Maybe I should just take my customer to the Microsoft store with my "buddy’s friend’s cousin’s neighbor" and buy all their software at a super discount. That’s what everybody seems to do around here anyway. What’s wrong with Microsoft, can’t they get a handle on this $H!T?
 
The real problem with licensing is not piracy but the stupidity of the vendors and support system that is supposed to enable these sales. If it wasn’t such a cluster-f&#k to figure out what to buy and who to buy it from they’d sell a lot more of it. Honestly anymore I just call the vendor, add up the licensing myself based on what the client has, buy it according to what the vendors tell me and walk away. If it’s wrong then who cares, Microsoft’s not going to do anything about it in the first place. Case in point, I have a previous customer who still has an active Open Value agreement that didn’t pay their 2nd year to my knowledge and should have been terminated, but it’s still Active. WTF?
 
Not only that, but the certification logo programs are largely a joke.
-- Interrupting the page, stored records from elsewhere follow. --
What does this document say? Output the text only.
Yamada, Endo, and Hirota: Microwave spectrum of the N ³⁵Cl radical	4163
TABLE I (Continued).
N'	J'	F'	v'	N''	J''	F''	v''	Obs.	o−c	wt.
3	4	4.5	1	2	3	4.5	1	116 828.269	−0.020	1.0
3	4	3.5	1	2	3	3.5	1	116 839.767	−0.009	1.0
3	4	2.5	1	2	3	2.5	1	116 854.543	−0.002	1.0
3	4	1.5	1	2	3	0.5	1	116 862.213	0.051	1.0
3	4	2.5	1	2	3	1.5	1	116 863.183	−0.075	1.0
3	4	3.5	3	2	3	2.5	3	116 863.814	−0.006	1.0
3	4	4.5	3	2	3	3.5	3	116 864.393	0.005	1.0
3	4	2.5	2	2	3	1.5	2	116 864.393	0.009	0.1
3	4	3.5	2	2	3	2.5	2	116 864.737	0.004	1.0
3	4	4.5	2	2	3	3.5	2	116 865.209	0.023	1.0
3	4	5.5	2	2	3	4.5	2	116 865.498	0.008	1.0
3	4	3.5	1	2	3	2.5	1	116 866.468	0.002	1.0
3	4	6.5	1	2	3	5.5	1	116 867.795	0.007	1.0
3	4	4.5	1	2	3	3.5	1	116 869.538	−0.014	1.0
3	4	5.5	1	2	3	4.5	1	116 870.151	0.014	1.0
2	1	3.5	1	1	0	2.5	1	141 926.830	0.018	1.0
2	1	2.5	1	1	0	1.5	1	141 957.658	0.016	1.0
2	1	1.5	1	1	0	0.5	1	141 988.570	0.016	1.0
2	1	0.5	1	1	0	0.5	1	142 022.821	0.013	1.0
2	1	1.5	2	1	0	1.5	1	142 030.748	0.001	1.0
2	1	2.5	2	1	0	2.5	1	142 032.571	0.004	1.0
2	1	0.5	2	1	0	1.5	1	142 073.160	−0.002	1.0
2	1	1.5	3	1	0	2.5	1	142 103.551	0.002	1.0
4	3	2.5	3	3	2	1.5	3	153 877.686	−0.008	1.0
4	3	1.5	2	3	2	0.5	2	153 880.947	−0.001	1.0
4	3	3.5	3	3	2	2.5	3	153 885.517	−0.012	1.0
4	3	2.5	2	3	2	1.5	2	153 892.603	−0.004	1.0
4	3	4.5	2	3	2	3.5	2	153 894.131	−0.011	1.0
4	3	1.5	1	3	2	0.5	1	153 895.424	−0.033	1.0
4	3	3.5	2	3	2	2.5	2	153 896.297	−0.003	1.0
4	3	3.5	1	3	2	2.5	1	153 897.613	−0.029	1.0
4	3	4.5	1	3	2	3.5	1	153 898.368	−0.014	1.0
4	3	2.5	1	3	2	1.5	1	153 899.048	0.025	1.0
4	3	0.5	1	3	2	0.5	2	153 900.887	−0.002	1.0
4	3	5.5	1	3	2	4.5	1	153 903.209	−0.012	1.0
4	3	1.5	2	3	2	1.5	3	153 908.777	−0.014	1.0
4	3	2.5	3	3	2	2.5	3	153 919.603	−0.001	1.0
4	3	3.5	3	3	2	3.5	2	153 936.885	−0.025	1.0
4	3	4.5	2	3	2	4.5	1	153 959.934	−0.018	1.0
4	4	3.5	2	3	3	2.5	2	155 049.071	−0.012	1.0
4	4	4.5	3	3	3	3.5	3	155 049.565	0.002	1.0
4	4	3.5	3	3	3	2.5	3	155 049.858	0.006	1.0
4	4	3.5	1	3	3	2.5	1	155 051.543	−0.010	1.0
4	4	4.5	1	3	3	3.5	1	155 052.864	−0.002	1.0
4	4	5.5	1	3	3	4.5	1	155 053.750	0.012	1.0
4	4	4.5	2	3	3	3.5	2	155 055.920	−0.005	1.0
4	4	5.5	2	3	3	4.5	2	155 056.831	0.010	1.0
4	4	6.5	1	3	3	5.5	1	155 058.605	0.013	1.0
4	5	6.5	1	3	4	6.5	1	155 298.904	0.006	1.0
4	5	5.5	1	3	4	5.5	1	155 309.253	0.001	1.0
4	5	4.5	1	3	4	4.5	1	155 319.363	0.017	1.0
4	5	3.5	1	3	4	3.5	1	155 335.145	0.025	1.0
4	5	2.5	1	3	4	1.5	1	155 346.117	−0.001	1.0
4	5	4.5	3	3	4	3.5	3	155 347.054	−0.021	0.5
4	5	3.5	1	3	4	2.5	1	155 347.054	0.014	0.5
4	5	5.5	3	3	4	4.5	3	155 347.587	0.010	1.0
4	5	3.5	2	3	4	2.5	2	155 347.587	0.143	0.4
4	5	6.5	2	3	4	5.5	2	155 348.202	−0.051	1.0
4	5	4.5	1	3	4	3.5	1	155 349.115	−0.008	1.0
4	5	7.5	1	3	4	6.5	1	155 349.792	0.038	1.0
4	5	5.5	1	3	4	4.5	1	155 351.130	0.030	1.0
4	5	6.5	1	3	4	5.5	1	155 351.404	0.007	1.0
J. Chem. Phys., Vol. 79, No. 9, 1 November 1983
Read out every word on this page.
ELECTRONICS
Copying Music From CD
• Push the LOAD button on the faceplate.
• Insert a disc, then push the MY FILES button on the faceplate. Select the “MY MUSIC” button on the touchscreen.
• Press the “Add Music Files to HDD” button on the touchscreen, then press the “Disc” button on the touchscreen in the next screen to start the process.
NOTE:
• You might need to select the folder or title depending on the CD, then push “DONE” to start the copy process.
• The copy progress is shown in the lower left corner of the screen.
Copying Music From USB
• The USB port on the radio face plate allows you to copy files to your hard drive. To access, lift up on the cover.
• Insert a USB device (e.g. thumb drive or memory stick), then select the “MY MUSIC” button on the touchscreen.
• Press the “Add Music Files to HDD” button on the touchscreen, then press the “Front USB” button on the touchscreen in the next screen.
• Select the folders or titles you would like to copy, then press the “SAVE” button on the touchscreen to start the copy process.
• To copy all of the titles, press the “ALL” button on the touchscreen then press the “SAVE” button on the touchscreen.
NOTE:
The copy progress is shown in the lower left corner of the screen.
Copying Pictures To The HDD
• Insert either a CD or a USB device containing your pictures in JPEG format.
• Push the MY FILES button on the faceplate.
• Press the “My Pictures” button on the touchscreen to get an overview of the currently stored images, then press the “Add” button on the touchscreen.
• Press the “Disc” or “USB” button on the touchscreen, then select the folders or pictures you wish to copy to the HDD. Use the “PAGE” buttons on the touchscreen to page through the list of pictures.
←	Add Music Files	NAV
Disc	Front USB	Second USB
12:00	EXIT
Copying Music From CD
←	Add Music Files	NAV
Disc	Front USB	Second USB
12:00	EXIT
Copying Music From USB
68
Half the partners in the local phonebook have misused Microsoft’s logos according to the guidelines they posted. And it isn’t just locally that it’s messed up, check out the Seattle phonebook if you really want a laugh.
 
The bottom line is, if Microsoft wants us as partners to sell more of their software they need to get out of the way. The programs need to be simple, there should be a single point of contact that is smarter than an outsourced human phone directory, and the products themselves should be of better quality than the previous versions…. to the average person, not just us geeks. Case in point, half my clients are on Windows Vista and the other half are on XP. The ones on Vista were mostly early adopters and had few issues, but many have had so many line of business applications fail to run, even after trying to fix them with compatibility toolkits and such, that they are now seriously considering downgrading back to Windows XP until their software comes of age, which could be a decade for some of these people!
 
For these people the perception is that Vista is buggy and doesn’t work. Many are waiting for SP1 before reverting back to XP but this has tarnished Microsoft’s already shaky reputation for buggy software. I personally really like Vista, don’t get me wrong… but for some people it just doesn’t work, at least not yet. I can’t have it all my way but come on…
 
Anyway, my caffeine is starting to wear off so I’ll be going now, but I seriously hope somebody does something about this stuff. I seriously doubt it though.